The Heze School (), also called the Ho-tse School, was a short-lived school of Chinese Chan Buddhism during the Tang dynasty that was founded by Heze Shenhui (670–762) and who last patriarch was Guifeng Zongmi.  Zongmi's writings and interpretation of Chan would later have a strong influence on Korean Seon Buddhism particularly through Chinul even after the school had died out.

History 
During the Tang dynasty, Chan Buddhism was roughly divided into a "Northern School" led by Yuquan Shenxiu and a Southern School, with the Northern School being the ascendant school due its government patronage.  Heze Shenhui was a reputed disciple of Huineng and starting in 732, began a concerted attack on the Northern School teachings.  Eventually, this led to the exile of Shenhui until the An Lushan Rebellion, which devastated both Tang capitals.  Shenhui and others were recalled to help with rebuilding the eastern capital Luoyang, and Shenhui successfully raised money for the government, which in turn reversed the exile punishment and allowed Shenhui to set up a monastery at Luoyang.
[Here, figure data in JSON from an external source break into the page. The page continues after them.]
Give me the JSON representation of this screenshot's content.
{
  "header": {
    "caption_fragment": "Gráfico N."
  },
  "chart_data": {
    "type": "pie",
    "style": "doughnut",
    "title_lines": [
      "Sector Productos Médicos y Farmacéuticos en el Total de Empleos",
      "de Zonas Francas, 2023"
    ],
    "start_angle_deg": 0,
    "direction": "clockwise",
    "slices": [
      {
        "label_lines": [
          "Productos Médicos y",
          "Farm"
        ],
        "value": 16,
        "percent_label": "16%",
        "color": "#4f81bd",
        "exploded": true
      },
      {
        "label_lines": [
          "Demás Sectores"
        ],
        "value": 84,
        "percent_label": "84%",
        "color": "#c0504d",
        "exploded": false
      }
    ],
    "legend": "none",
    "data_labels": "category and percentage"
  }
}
The Northern School greatly diminished after this, but Shenhui's disciples were unable to maintain the status of the Southern School or effectively propagate its teachings until Zongmi.  Zongmi, the fifth patriarch, was the most articulate of Shenhui's disciples and went on to write many treatises that influenced Chan Buddhism throughout East Asia.

However, after Zongmi, the school declined further and virtually disappeared after the Anti-Buddhist Persecution of 845.